A request forwarded by Greek authorities to the European Commission for an extension to the remaining operational hours of the main power utility PPC’s 600-MW Amynteo power plant, from 17,500 hours to 32,000 hours, is believed to stand a good chance of being approved.
According to sources, the Amynteo facility, an aging unit excluded from the utility’s bailout-required sale package of lignite units, may be permitted to continue operating well beyond 2019.
In its request, the Greek energy ministry contends that a withdrawal of the Amynteo facility in 2019, as is currently scheduled, would prompt serious telethermal issues at the Amynteo power plant and the Ptolemaida facility, whose prospective addition, Ptolemaida V, is not expected to be launched any time before 2021.
On the other hand, any lifespan extension for the Amynteo facility means prospective buyers of PPC’s lignite units placed for sale (Meliti, Megalopoli) would face an additional lignite-fired electricity producing rival. This prospect was pointed out by potential buyers during the market test staged for PPC’s bailout-required sale package.
Either way, prospective buyers are awaiting the final decision from Brussels.

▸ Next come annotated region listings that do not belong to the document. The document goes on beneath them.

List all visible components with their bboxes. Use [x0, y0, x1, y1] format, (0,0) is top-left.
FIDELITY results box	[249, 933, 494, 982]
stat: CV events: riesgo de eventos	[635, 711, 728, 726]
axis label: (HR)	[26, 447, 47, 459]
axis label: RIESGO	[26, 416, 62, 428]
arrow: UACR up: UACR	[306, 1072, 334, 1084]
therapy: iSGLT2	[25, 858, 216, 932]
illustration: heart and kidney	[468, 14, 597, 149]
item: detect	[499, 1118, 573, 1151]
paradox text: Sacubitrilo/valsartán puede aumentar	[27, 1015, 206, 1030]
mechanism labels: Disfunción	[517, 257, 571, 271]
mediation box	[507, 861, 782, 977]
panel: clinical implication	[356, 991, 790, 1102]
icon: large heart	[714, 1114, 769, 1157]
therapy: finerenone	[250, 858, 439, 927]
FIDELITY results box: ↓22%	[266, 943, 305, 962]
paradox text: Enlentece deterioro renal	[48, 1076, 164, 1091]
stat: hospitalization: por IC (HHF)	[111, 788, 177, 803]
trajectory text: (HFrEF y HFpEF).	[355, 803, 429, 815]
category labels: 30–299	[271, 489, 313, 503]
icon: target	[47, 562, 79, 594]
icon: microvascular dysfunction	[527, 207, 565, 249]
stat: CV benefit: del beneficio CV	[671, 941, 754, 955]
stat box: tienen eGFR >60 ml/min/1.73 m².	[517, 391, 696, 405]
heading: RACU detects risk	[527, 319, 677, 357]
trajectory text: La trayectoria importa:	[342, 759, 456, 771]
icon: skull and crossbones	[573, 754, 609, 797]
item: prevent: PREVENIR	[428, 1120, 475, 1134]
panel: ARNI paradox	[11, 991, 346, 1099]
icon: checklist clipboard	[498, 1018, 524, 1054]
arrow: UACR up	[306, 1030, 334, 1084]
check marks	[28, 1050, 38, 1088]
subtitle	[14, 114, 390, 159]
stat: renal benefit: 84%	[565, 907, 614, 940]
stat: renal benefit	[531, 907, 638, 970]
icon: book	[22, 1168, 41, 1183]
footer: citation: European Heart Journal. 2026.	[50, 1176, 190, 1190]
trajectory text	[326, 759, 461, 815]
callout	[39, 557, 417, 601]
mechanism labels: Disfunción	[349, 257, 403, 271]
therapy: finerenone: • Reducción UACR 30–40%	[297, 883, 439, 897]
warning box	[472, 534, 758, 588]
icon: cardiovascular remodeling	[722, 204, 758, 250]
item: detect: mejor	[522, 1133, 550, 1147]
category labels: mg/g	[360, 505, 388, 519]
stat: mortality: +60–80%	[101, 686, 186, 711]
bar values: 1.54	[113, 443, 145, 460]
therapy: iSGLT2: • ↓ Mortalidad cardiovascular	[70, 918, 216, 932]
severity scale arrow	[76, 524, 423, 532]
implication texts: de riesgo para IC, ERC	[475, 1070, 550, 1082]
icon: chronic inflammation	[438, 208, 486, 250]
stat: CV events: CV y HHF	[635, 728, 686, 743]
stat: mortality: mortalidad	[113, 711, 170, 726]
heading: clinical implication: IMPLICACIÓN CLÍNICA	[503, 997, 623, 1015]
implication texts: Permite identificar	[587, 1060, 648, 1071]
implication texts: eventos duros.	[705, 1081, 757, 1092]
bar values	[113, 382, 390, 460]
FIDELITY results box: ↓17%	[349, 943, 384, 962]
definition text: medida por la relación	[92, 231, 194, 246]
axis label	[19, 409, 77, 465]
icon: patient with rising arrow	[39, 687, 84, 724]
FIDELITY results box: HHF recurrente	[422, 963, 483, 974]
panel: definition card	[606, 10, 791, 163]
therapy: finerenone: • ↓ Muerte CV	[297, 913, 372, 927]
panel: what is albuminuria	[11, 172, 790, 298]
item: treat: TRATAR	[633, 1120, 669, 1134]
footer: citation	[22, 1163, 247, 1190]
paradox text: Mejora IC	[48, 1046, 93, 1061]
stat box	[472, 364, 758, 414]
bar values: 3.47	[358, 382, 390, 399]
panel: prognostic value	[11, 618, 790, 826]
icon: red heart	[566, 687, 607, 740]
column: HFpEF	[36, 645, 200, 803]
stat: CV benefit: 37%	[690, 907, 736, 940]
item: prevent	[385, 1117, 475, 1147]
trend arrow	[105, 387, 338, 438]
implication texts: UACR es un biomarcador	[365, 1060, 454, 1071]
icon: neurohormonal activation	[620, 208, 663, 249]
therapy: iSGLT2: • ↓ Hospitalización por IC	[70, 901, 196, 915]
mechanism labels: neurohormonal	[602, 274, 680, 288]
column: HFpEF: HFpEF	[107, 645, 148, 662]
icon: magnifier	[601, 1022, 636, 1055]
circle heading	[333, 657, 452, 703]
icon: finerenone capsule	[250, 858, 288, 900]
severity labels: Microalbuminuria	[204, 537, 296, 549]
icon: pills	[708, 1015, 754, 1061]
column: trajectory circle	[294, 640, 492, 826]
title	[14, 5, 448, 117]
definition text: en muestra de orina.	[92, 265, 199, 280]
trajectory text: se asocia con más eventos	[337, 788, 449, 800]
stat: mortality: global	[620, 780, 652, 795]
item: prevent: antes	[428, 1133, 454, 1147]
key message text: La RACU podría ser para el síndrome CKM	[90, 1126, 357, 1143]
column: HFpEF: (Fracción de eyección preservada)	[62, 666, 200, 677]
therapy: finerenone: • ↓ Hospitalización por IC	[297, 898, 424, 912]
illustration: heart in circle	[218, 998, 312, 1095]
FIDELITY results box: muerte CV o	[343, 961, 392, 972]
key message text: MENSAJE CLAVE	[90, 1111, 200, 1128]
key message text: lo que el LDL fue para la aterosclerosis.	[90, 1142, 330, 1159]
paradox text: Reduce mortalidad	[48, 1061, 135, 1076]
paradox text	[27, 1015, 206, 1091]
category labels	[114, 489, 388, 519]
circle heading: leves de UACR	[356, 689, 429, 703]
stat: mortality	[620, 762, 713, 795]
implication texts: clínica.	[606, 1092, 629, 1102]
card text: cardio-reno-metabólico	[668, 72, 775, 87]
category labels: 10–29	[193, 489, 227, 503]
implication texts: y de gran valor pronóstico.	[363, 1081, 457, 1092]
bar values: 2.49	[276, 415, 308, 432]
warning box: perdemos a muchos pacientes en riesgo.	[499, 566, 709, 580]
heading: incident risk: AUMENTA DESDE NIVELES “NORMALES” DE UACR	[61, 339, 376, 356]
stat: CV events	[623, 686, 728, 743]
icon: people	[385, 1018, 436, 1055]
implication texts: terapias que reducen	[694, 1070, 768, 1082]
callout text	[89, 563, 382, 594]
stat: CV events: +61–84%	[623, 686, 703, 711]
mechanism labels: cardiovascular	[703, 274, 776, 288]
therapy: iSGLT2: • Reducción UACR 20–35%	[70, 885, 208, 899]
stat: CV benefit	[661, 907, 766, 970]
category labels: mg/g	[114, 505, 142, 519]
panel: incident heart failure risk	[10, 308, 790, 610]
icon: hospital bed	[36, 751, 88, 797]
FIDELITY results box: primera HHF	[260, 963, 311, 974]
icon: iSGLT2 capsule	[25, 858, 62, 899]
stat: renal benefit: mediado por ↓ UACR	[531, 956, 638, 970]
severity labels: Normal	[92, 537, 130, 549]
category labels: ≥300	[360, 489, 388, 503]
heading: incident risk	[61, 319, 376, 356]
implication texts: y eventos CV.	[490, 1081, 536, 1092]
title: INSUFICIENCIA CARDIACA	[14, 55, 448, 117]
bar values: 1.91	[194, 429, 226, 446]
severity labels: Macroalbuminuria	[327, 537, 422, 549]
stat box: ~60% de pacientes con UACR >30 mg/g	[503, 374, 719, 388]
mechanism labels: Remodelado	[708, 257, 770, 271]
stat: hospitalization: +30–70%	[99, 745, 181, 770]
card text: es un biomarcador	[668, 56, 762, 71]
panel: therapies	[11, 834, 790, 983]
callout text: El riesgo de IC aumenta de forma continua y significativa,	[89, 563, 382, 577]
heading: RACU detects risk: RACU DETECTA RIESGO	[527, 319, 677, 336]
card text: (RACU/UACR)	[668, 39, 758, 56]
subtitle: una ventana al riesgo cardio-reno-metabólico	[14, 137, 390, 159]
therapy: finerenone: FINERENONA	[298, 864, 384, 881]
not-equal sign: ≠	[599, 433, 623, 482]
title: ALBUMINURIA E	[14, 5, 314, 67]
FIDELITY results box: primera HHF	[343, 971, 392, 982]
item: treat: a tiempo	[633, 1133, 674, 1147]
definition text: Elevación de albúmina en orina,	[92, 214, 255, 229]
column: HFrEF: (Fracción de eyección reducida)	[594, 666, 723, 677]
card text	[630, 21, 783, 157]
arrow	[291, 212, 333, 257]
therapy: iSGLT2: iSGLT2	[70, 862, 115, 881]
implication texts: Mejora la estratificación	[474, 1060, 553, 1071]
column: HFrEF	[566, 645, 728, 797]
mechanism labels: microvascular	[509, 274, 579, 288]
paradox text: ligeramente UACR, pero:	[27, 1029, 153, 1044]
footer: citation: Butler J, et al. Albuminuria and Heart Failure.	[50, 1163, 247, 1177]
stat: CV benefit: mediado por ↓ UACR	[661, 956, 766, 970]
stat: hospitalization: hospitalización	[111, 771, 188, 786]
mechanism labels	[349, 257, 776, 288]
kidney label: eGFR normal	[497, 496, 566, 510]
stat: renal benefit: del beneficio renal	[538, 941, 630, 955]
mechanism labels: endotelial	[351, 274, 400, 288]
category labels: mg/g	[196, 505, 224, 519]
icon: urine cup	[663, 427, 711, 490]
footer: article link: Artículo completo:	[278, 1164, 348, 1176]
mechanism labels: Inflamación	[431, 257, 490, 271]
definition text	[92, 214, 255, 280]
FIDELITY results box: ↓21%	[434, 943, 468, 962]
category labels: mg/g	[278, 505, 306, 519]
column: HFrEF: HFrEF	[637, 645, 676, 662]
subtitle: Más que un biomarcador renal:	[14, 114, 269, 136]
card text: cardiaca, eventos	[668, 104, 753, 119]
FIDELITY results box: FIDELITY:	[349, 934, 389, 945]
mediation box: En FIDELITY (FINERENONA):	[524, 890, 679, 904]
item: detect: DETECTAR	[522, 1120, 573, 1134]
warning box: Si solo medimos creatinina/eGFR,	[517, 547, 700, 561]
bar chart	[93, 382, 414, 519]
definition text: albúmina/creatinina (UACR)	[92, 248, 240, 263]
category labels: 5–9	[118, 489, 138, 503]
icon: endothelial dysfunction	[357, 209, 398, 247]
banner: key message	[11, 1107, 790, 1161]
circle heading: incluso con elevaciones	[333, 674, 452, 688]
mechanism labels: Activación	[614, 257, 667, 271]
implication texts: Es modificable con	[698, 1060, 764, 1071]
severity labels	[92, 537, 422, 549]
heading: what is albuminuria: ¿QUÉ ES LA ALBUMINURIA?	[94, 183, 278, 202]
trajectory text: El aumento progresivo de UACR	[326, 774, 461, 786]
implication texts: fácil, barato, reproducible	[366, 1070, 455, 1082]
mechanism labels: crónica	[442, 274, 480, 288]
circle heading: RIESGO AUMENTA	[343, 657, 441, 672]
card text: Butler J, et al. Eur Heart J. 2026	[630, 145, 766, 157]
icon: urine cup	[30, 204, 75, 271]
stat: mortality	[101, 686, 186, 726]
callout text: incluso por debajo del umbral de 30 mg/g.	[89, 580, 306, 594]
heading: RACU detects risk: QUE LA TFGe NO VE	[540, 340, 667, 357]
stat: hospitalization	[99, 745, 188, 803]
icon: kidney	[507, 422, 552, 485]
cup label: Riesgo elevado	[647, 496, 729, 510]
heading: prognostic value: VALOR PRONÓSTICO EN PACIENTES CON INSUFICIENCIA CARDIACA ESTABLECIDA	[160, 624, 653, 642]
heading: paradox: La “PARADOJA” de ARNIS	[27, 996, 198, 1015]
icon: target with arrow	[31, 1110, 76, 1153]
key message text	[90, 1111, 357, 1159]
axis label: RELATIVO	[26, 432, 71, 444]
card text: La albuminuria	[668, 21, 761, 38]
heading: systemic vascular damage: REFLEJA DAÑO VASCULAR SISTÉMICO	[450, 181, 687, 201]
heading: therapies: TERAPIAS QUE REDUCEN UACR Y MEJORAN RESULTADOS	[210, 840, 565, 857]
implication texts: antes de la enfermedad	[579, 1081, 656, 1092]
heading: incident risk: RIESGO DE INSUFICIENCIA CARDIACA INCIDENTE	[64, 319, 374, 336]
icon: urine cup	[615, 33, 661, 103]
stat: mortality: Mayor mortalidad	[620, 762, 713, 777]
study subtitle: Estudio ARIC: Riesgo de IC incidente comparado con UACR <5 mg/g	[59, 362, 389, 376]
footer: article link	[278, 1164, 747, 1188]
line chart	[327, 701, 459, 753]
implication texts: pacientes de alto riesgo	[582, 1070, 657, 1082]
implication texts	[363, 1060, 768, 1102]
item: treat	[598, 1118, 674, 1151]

Three investors have already expressed an interest to become involved in Amynteo’s environmental upgrade, should this be permitted by Brussels. The Copelouzos group and China’s Shenhua appear willing to join forces for such a project. This could secure the pair a minority stake in the Amynteo facility.
A second major energy player in the Greek market is also believed to have presented state-controlled PPC and the energy ministry with a utilization plan for Amynteo, even though the content of the utility’s sale package has yet to be finalized.
In addition, an energy-intensive industrial firm is also believed to be interested in the Amynteo upgrade, either alone or as a partnership with a fellow industrial player, in exchange for favorably priced electricity.